I lost my grandmother this past summer. I watched her pass from this world. It was not pretty or peaceful. It was painful and hard. I knew that in order to help my family with her care I had to shut down a part of myself. I knew that I had to set aside my own loss and pain in order to walk through that place. On the other side of it, alone, I allowed the pain to hit me. 


In obedience, we often think that our path will be smooth, but I have never experienced that. In the path to obedience there has always been challenge, persecution, pain, struggle, and even suffering. I find myself struggling to maintain myself. I am afraid that the circumstances will take me out and that I will no longer be able to be myself. 

To be honest, I didn’t really figure this out until recently. I was lamenting my situation before God and he showed me this fear. He showed me how my deepest fear was not that things were so bad, but that it would never get better. I have always been able to adapt. The true fear came in the idea that I would have to stop being me in order to survive or overcome. 

In the past, that is what I had to do to survive difficult things. I shut down, killed off, or shut up a part of myself in order to live through things. They were hard things, painful things, scary things. Becoming a new person and having those things healed has taken a long time. Allowing someone in, even if that person is God, is not easy. Trusting someone to breathe life back into a part of yourself that you gave up in order to survive is not easy. But as I have been gradually brought back to life, I have realized how much I enjoy being me. I enjoy being the person that he created me to be. When I am truly myself, I don’t want to be anyone else. It is in those moments when I am scared that I will not be free to be myself, that I start to falter and those waves threaten to drown me.


 

I dealt with this even with my kids. They would start acting up and threatening my peace, my safety, my belongings, my comfort, whatever it was. I then have felt like I have to react as one trying to protect his or her very life. How was it that I was feeling so threatened by a toddler? I felt that their behavior would cause others to judge me or hate me. I feared that others would say that I was a bad mom for disciplining too little or too much. The realization that my kids could turn me into someone I didn’t want to be caused me to question how strong of a person I was.

Time and time again, people and circumstances have made me feel threatened and I have had to fight to maintain myself, or at least, that was what I thought. But recently I have wrestled with the concept that I should not be so easily taken-out. 

Peter walked out on the water to meet his Teacher, his friend. He did it because Yeshua said, “Come.” Peter got out of the boat and tried. He was walking on water until fear took him out. He forgot who he was because he forgot who he trusted. He trusted the waves to do what they do better than he trusted the one who had called him to be greater than the waves. 

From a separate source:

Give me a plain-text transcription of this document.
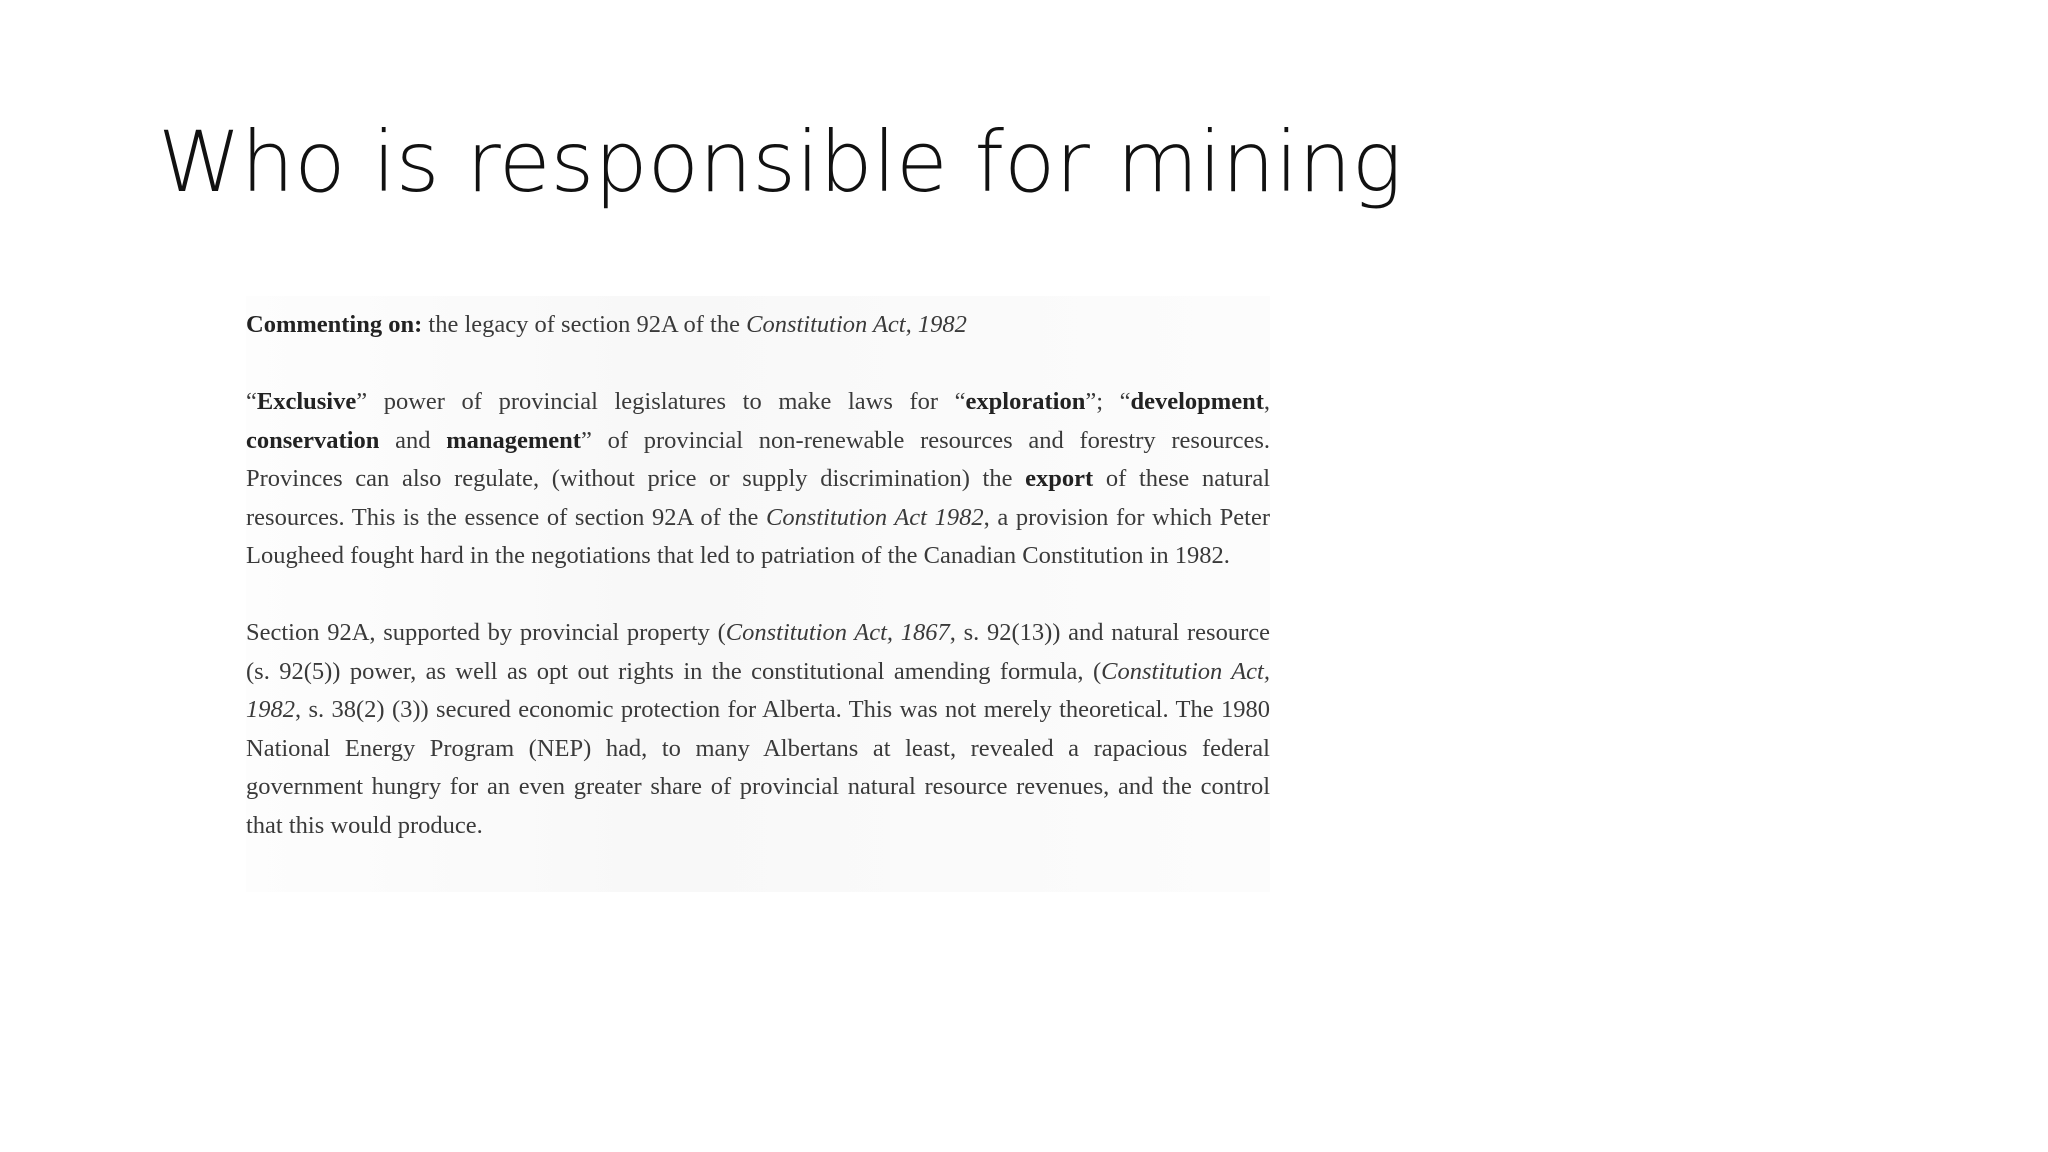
Who is responsible for mining

Commenting on: the legacy of section 92A of the Constitution Act, 1982

“Exclusive” power of provincial legislatures to make laws for “exploration”; “development, conservation and management” of provincial non-renewable resources and forestry resources. Provinces can also regulate, (without price or supply discrimination) the export of these natural resources. This is the essence of section 92A of the Constitution Act 1982, a provision for which Peter Lougheed fought hard in the negotiations that led to patriation of the Canadian Constitution in 1982.

Section 92A, supported by provincial property (Constitution Act, 1867, s. 92(13)) and natural resource (s. 92(5)) power, as well as opt out rights in the constitutional amending formula, (Constitution Act, 1982, s. 38(2) (3)) secured economic protection for Alberta. This was not merely theoretical. The 1980 National Energy Program (NEP) had, to many Albertans at least, revealed a rapacious federal government hungry for an even greater share of provincial natural resource revenues, and the control that this would produce.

When I take my eyes off of the one who called me, made me, healed me, I forget who I am. I fall apart. I lose myself and I find myself drowning. But when I look at him, I see so much more than a God. I see the person that has spent time teaching me and tending to me. The person that has spent time earning my trust when the rest of the world did what it does best and taught me to keep everyone and everything out. 

Yeah, trust makes me vulnerable. Yes, I am soft. I am tender. But that doesn’t have to mean that I am weak. I am with him and he is with me. He is my friend. He is my comfort. He is my hope. If who I am is attached to him, then I will not fall. But if who I am is attached to my circumstances, then all I can do is fight to make sure that my circumstances never put me in a place where I feel threatened. And let me tell you, that really doesn’t work. This world is not a safe place, no matter how much we may try to make it so. This place is not going to just let you be you, no matter how much it may change. 

We fight each other on political and moral views. Other people’s thoughts and opinions threaten us. It makes us feel like we cannot be us. But I have seen what true confidence looks like. I have seen him exemplify it. He is not afraid and He does not feel threatened by what people think of him. He remains himself; strong, but kind. Perhaps, if we focused more on him and made him our hope more than the world around us, we would not feel the need to fight a broken world to maintain our own safety. 


God, may I learn to keep my eyes on you, no matter what the world throws at me. I want to hold tight to you through the storm. I want to be the person that you made me to be, even when the world throws everything at me and tells me I cannot, I should not, be me. Help me to be more like you.